Signs notifying property owners that the county will take title to their land were posted on properties last week.
“The yellow signs went up last week, and we hope that will get people’s attention,” County Treasurer Joseph Giroux said.
The order giving the county the green light to take title to properties that are more than two years in arrears on taxes was signed on March 11 by County Judge Patrick McGill.
In past years, the day the judge signed the order was the final deadline, and delinquent owners could not make payments between then and the day the property was put up for public auction.
If they wanted to keep their property, they had to bid on it at the sale.
But legislators agreed to change the process this year. They are giving delinquent owners 45 days after the judge signs the order as one last chance to make their payments.
That puts the final deadline at April 25.
10 PERCENT PENALTY
The change was prompted by Legislator Mark Dame (R-Area 8, City and Town of Plattsburgh), who felt the county should do more to give late-payers another chance to make payments.

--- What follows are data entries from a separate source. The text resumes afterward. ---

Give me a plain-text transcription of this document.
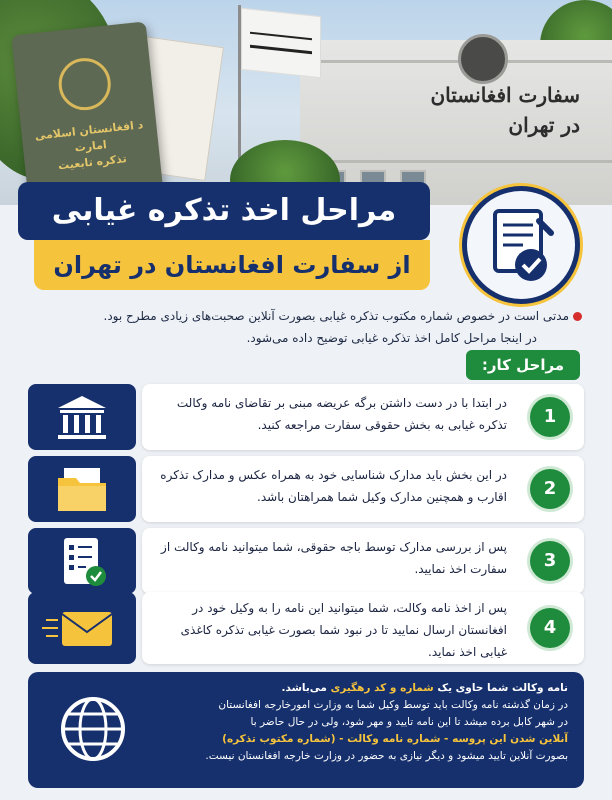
سفارت افغانستان
در تهران
د افغانستان اسلامی امارت
تذکره تابعیت
از سفارت افغانستان در تهران
مراحل اخذ تذکره غیابی
مدتی است در خصوص شماره مکتوب تذکره غیابی بصورت آنلاین صحبت‌های زیادی مطرح بود.
در اینجا مراحل کامل اخذ تذکره غیابی توضیح داده می‌شود.
مراحل کار:
در ابتدا با در دست داشتن برگه عریضه مبنی بر تقاضای نامه وکالت تذکره غیابی به بخش حقوقی سفارت مراجعه کنید.	1
در این بخش باید مدارک شناسایی خود به همراه عکس و مدارک تذکره اقارب و همچنین مدارک وکیل شما همراهتان باشد.	2
پس از بررسی مدارک توسط باجه حقوقی، شما میتوانید نامه وکالت از سفارت اخذ نمایید.	3
پس از اخذ نامه وکالت، شما میتوانید این نامه را به وکیل خود در افغانستان ارسال نمایید تا در نبود شما بصورت غیابی تذکره کاغذی غیابی اخذ نماید.
4
نامه وکالت شما حاوی یک شماره و کد رهگیری می‌باشد.
در زمان گذشته نامه وکالت باید توسط وکیل شما به وزارت امورخارجه افغانستان
در شهر کابل برده میشد تا این نامه تایید و مهر شود، ولی در حال حاضر با
آنلاین شدن این پروسه - شماره نامه وکالت - (شماره مکتوب تذکره)
بصورت آنلاین تایید میشود و دیگر نیازی به حضور در وزارت خارجه افغانستان نیست.
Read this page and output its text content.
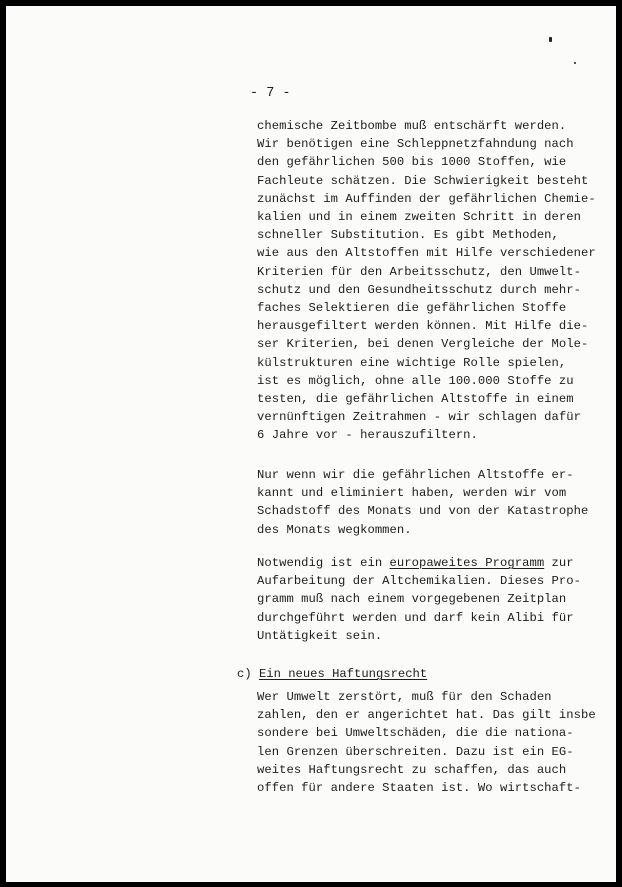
- 7 -

chemische Zeitbombe muß entschärft werden.
Wir benötigen eine Schleppnetzfahndung nach
den gefährlichen 500 bis 1000 Stoffen, wie
Fachleute schätzen. Die Schwierigkeit besteht
zunächst im Auffinden der gefährlichen Chemie-
kalien und in einem zweiten Schritt in deren
schneller Substitution. Es gibt Methoden,
wie aus den Altstoffen mit Hilfe verschiedener
Kriterien für den Arbeitsschutz, den Umwelt-
schutz und den Gesundheitsschutz durch mehr-
faches Selektieren die gefährlichen Stoffe
herausgefiltert werden können. Mit Hilfe die-
ser Kriterien, bei denen Vergleiche der Mole-
külstrukturen eine wichtige Rolle spielen,
ist es möglich, ohne alle 100.000 Stoffe zu
testen, die gefährlichen Altstoffe in einem
vernünftigen Zeitrahmen - wir schlagen dafür
6 Jahre vor - herauszufiltern.

Nur wenn wir die gefährlichen Altstoffe er-
kannt und eliminiert haben, werden wir vom
Schadstoff des Monats und von der Katastrophe
des Monats wegkommen.

Notwendig ist ein europaweites Programm zur
Aufarbeitung der Altchemikalien. Dieses Pro-
gramm muß nach einem vorgegebenen Zeitplan
durchgeführt werden und darf kein Alibi für
Untätigkeit sein.

c) Ein neues Haftungsrecht

Wer Umwelt zerstört, muß für den Schaden
zahlen, den er angerichtet hat. Das gilt insbe
sondere bei Umweltschäden, die die nationa-
len Grenzen überschreiten. Dazu ist ein EG-
weites Haftungsrecht zu schaffen, das auch
offen für andere Staaten ist. Wo wirtschaft-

After April 25, there will be no recourse for late taxpayers before the June 5 auction.
Giroux said earlier this week that 82 delinquent properties were scheduled to go on the block.
“It’s a little concerning because, since we put up the yellow warning signs last week, nobody has come in and paid,” he said.
“Usually, that prompts a bunch to come in and pay.”
Those making payments between March 11 and April 25 will be subject to a 10 percent penalty.
About half of the properties up for auction this year are residences, but Giroux did not know how many are occupied.
He said all property owners were sent letters via certified and first-class mail in addition to the signs posted on their land.
“With the letters and the signs, people should know about this,” Giroux said.
Last year, the county auctioned 71 properties.
Proceeds from the auction go into the county’s general fund.